Lifelogging has been a buzzword for some time now, but its still a cumbersome task for most of us. But this is not going to last long.
One device that’s going to make this all too easy is the Memoto, which has the tag line “Remember every moment.”
The product is small and simple, clip it on and it takes two photos per minute until you take it off. In the promotion video Memoto says: “What if we could build a camera small enough to never be in the way, but smart enough to capture life as we live it.”
The mass of 5 megapixel pictures are stored on Memoto’s storage surface, and include the time and the location where they were taken. Via an app the photo’s are searchable via gps and time.
When the images are stored on the cloud they are organized into moments, represented by the algorithmically chosen most interesting image.
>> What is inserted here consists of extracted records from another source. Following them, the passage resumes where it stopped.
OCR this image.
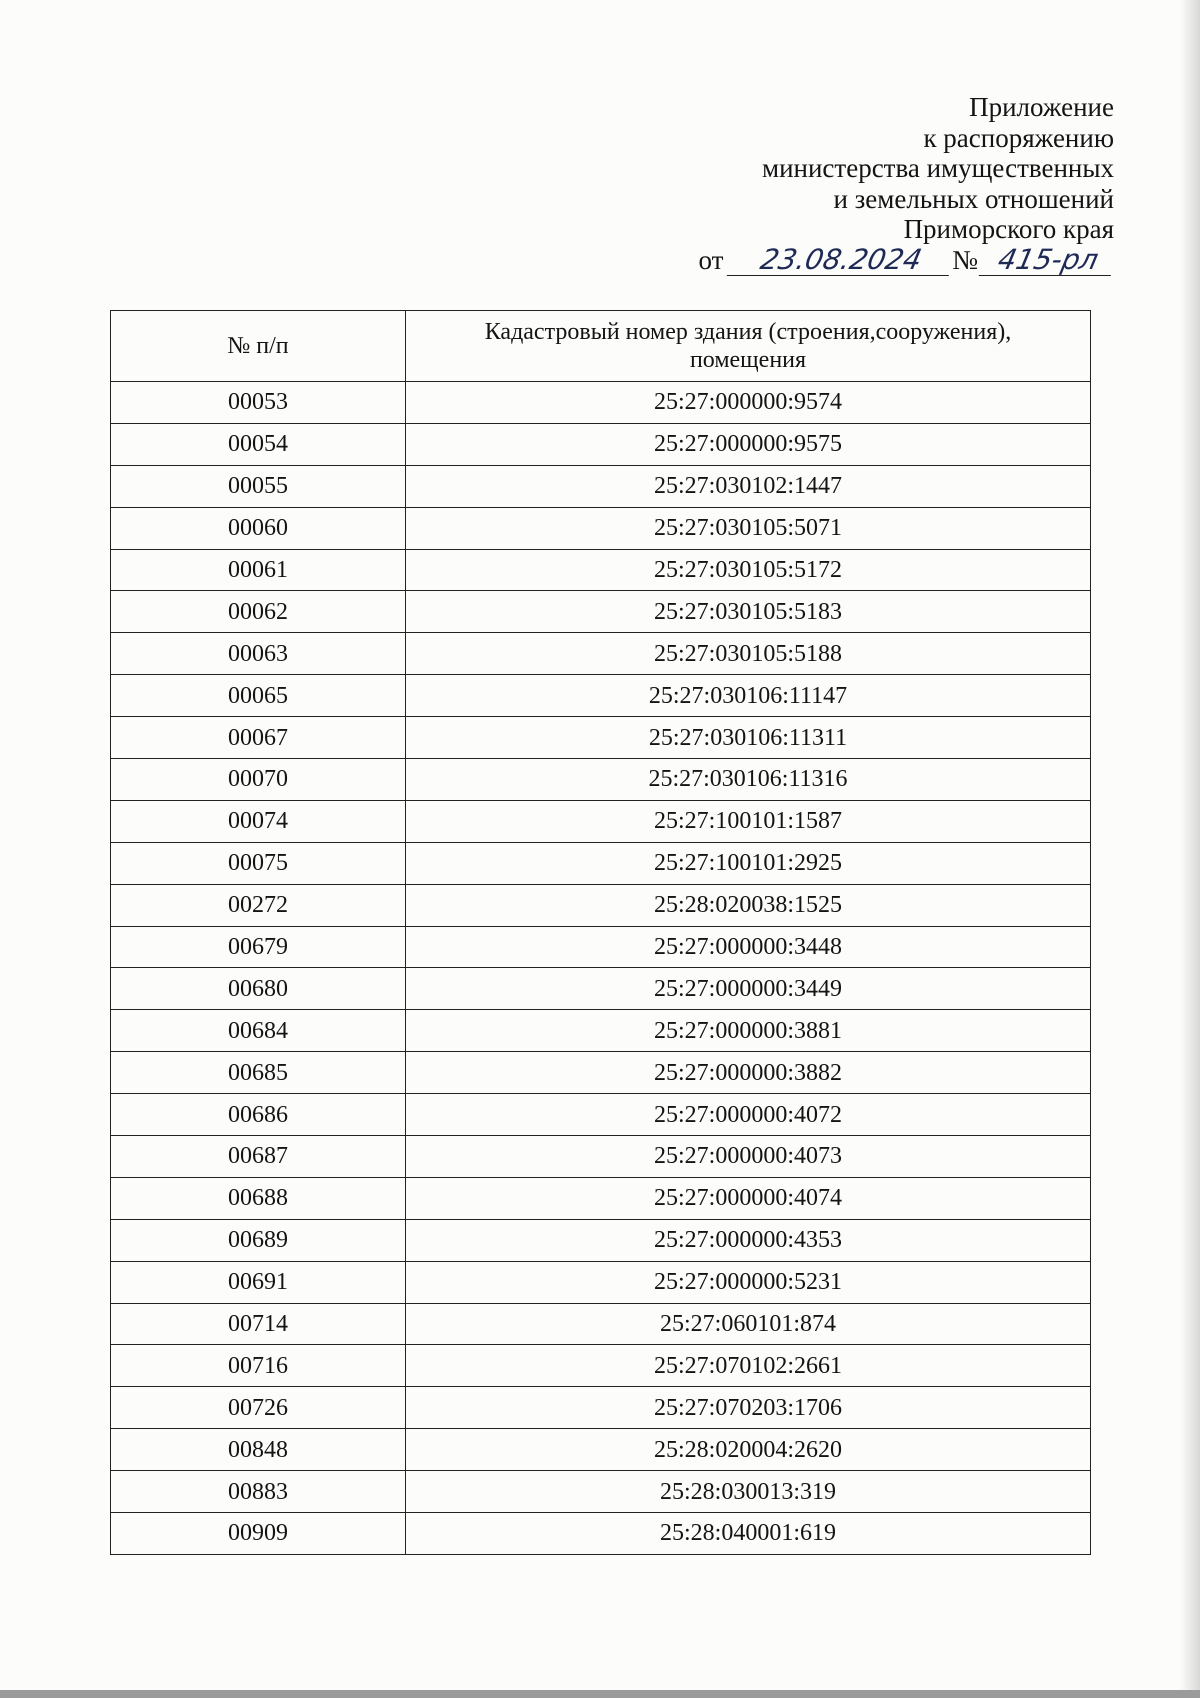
Приложение
к распоряжению
министерства имущественных
и земельных отношений
Приморского края
от 23.08.2024 № 415-рл
№ п/п	Кадастровый номер здания (строения,сооружения), помещения

00053	25:27:000000:9574
00054	25:27:000000:9575
00055	25:27:030102:1447
00060	25:27:030105:5071
00061	25:27:030105:5172
00062	25:27:030105:5183
00063	25:27:030105:5188
00065	25:27:030106:11147
00067	25:27:030106:11311
00070	25:27:030106:11316
00074	25:27:100101:1587
00075	25:27:100101:2925
00272	25:28:020038:1525
00679	25:27:000000:3448
00680	25:27:000000:3449
00684	25:27:000000:3881
00685	25:27:000000:3882
00686	25:27:000000:4072
00687	25:27:000000:4073
00688	25:27:000000:4074
00689	25:27:000000:4353
00691	25:27:000000:5231
00714	25:27:060101:874
00716	25:27:070102:2661
00726	25:27:070203:1706
00848	25:28:020004:2620
00883	25:28:030013:319
00909	25:28:040001:619
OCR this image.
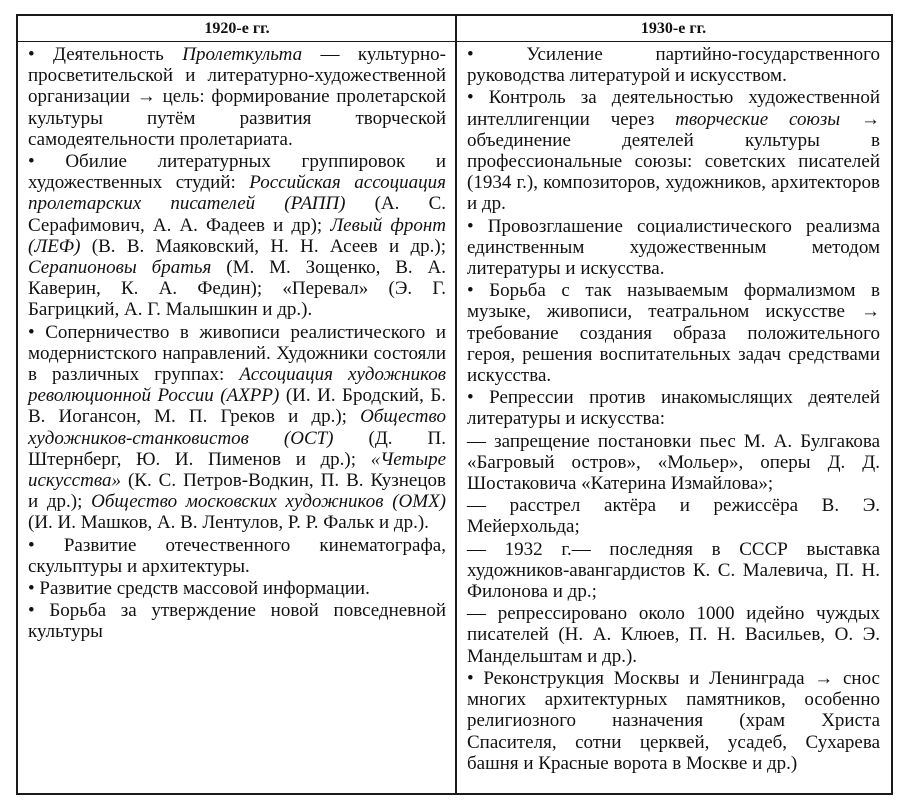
1920-е гг.	1930-е гг.

• Деятельность Пролеткульта — культурно-просветительской и литературно-художественной организации → цель: формирование пролетарской культуры путём развития творческой самодеятельности пролетариата.

• Обилие литературных группировок и художественных студий: Российская ассоциация пролетарских писателей (РАПП) (А. С. Серафимович, А. А. Фадеев и др); Левый фронт (ЛЕФ) (В. В. Маяковский, Н. Н. Асеев и др.); Серапионовы братья (М. М. Зощенко, В. А. Каверин, К. А. Федин); «Перевал» (Э. Г. Багрицкий, А. Г. Малышкин и др.).

• Соперничество в живописи реалистического и модернистского направлений. Художники состояли в различных группах: Ассоциация художников революционной России (АХРР) (И. И. Бродский, Б. В. Иогансон, М. П. Греков и др.); Общество художников-станковистов (ОСТ) (Д. П. Штернберг, Ю. И. Пименов и др.); «Четыре искусства» (К. С. Петров-Водкин, П. В. Кузнецов и др.); Общество московских художников (ОМХ) (И. И. Машков, А. В. Лентулов, Р. Р. Фальк и др.).

• Развитие отечественного кинематографа, скульптуры и архитектуры.

• Развитие средств массовой информации.

• Борьба за утверждение новой повседневной культуры

• Усиление партийно-государственного руководства литературой и искусством.

• Контроль за деятельностью художественной интеллигенции через творческие союзы → объединение деятелей культуры в профессиональные союзы: советских писателей (1934 г.), композиторов, художников, архитекторов и др.

• Провозглашение социалистического реализма единственным художественным методом литературы и искусства.

• Борьба с так называемым формализмом в музыке, живописи, театральном искусстве → требование создания образа положительного героя, решения воспитательных задач средствами искусства.

• Репрессии против инакомыслящих деятелей литературы и искусства:

— запрещение постановки пьес М. А. Булгакова «Багровый остров», «Мольер», оперы Д. Д. Шостаковича «Катерина Измайлова»;

— расстрел актёра и режиссёра В. Э. Мейерхольда;

— 1932 г.— последняя в СССР выставка художников-авангардистов К. С. Малевича, П. Н. Филонова и др.;

— репрессировано около 1000 идейно чуждых писателей (Н. А. Клюев, П. Н. Васильев, О. Э. Мандельштам и др.).

• Реконструкция Москвы и Ленинграда → снос многих архитектурных памятников, особенно религиозного назначения (храм Христа Спасителя, сотни церквей, усадеб, Сухарева башня и Красные ворота в Москве и др.)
Sure this is a cool toy, its small, light and colorful. But it also raises several ethical implications. Such as:
- Many of the people around will have no idea they are being photographed by the device
- People may object in general to having their time and location and image stored
- What happens if the device carrier walks into sensitive areas such as hospitals, courts, police stations
- Who controls the images
- Who accesses the images (legally or illegally)
- Copyright questions
- Trade secrets
Despite all these questions the devices are available and will probably be around soon. A day will produce over 1000 pictures – which explains the need for the algorithm to help us sift through the garbage. But even then I suspect that most of us will realize that we live fundamentally boring lives, probably not worth documenting.